Police say the teens involved are all between 14 and 16 years old and most go to Menasha High School, but some from other districts may be involved.
Menasha High School students and their parents are talking about the investigation.
Cathy Holmberg heard about it from her daughter Tuesday.
"It's disturbing. I have two children who go here. One, I had picked her up for a doctor appointment and she knew what was going on and she was very disturbed by it," Holmberg said.
Menasha Police Officer Aaron Zemlock told FOX 11 half a dozen teenage girls' pictures wound up on the internet without their consent.
"Took pictures of themselves, sent them to people they knew, then those people, in turn, uploaded the pictures," Zemlock explained.
He said the nude and semi-nude photos were put on a password-protected website. The password got out to other students, and that is when the district was notified.
"We haven't experienced anything like this, that was this large, that was brought to our attention," said Zemlock.
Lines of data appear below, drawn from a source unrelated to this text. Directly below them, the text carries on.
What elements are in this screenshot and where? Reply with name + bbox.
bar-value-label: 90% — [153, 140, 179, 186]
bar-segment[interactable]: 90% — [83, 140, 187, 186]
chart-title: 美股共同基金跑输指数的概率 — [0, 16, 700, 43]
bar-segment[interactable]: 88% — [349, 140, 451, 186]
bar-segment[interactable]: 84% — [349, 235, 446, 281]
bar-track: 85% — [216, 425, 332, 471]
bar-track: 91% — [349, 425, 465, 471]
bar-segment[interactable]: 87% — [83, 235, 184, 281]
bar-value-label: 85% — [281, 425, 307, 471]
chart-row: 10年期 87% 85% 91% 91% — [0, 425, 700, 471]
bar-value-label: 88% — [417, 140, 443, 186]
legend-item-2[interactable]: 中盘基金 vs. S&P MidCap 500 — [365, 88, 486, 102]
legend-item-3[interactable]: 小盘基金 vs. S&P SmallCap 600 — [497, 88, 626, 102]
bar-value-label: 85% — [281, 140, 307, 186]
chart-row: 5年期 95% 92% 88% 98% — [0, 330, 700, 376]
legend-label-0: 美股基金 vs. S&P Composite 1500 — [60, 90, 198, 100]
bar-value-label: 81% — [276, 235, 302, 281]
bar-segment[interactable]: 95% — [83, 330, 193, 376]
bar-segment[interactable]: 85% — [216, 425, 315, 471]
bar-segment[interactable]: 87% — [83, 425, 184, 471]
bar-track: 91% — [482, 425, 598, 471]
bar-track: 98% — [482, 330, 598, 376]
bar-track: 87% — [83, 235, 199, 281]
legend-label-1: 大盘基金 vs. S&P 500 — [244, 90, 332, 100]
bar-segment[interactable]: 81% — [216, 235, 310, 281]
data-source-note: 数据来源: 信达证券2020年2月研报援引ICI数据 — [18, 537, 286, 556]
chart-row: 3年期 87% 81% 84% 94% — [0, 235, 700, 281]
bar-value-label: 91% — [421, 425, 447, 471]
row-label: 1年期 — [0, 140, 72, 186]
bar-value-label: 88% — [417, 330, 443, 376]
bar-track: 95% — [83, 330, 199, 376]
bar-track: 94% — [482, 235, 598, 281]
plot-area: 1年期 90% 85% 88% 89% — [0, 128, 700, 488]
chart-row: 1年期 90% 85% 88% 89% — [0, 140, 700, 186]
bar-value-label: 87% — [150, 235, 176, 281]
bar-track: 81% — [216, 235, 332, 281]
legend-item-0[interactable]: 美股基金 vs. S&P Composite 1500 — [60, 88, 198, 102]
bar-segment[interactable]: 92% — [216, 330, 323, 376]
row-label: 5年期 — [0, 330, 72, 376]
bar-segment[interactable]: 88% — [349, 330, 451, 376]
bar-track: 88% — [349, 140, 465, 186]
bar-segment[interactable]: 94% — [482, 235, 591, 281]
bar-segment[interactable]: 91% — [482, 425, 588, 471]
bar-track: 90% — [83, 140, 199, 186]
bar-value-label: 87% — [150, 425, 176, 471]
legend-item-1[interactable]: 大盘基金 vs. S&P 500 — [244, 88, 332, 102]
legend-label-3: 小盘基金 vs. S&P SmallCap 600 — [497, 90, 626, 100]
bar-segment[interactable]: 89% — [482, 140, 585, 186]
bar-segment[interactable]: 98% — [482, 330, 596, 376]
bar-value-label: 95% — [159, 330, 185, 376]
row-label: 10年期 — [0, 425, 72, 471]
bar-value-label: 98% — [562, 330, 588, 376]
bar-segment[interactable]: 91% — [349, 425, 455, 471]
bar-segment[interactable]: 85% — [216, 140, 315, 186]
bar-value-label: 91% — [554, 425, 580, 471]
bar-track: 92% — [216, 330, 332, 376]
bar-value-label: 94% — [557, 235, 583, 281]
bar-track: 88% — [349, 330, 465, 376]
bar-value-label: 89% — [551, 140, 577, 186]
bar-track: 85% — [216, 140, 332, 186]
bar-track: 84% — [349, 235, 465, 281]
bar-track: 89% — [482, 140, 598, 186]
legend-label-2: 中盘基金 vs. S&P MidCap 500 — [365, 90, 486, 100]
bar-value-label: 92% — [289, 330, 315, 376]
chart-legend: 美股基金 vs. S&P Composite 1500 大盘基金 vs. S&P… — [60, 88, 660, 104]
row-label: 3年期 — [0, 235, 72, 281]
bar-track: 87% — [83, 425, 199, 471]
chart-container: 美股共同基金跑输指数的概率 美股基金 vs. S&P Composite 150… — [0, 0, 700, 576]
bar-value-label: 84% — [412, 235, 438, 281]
But it's not necessarily rare. Some students we spoke with say sexting happens more often than you might think.
"It's bad and now everybody sees your body, I guess, everyone knows who you are," said Menasha High School student Myster Morning.
The teens who posted the photos online could face criminal charges, which could follow them the rest of their lives.
"When you have people this age and you're talking about nude or semi-nude photos, child pornography gets brought into the picture," Zemlock explained.
The officer said this will follow the girls in the photos too.
"Sometimes it just doesn't stick with them that 'anything I put out there is there forever,'" he continued.
Holmberg told us this is a wake-up call. She said parents need to watch their children's web use and talk to them about consequences.
"Anything that they text or anything that goes among the airwaves is gonna be there forever and you never know where it might end up," said Holmberg.
The district superintendent declined to do an on-camera interview Tuesday. He did tell us the district is cooperating with police and will not release further information to avoid compromising the investigation.